Search Warrant Judge Must be Informed if the Police Know or Have Reason to Know That the Place to be Searched is a Multiunit Dwelling

No SCOID opinions this week, but the COA issued three opinions. Two of them involve post-conviction petitions, the statute of limitations, and equitable tolling. Those are discussed in Deborah's post below.

In the third case, State v. Reynolds, police officers and emergency personnel responded to a call that a two year old child had died in a house where several people rented separate rooms within what appeared to be a single family home. Police found drug paraphernalia in the room of the parents and "smelled the odor of growing marijuana." In this house, each tenant had a separately keyed room and only shared common areas. The police obtained a warrant without telling the judge that there were separate living quarters. The district court denied Mr. Reynolds's motion to suppress.

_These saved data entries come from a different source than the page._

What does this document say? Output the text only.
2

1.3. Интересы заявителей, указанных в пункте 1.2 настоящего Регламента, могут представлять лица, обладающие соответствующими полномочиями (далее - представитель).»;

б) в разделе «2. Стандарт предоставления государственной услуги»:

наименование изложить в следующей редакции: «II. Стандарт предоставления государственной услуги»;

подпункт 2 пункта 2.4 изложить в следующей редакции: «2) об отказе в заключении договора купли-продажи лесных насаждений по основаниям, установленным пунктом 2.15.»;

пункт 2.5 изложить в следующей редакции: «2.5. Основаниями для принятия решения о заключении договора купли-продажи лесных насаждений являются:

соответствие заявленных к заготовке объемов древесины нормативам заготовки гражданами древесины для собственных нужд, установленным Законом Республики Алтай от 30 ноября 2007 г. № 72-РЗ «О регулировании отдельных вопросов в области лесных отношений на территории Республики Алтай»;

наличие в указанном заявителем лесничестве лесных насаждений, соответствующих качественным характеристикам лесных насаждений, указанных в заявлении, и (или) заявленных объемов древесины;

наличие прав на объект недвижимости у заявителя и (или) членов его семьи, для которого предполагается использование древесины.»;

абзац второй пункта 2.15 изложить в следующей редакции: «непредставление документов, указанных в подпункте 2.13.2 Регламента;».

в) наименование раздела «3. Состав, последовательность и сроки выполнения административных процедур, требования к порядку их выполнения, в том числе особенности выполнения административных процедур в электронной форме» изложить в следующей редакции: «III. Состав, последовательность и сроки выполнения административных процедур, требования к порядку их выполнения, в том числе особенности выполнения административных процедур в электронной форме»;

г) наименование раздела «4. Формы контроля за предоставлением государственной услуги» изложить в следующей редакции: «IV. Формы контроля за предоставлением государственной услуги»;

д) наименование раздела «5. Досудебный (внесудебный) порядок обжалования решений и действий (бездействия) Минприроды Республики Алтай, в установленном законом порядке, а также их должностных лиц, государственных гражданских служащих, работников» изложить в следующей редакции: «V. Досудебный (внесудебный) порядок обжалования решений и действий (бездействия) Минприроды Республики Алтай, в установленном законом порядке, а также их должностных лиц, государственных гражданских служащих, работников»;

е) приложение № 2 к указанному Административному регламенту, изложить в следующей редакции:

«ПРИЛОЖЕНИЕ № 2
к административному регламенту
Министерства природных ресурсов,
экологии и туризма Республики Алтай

The COA said while there is no direct Idaho precedent, "the general rule is that a warrant authorizing the search of a multiunit structure will be invalidated if it does not identify the subunit to be searched with sufficient particularity to preclude a search of other units in the same building occupied by innocent persons. Therefore, if officers know or should know that there are multiple, separate dwelling units, they must exclude from a requested warrant those units that are not under suspicion."

The district court "concluded that the officer did not know, nor should he have known, that the home was in fact a multiunit structure and not a single-family residence." The COA deferred to this finding and affirmed the judgment.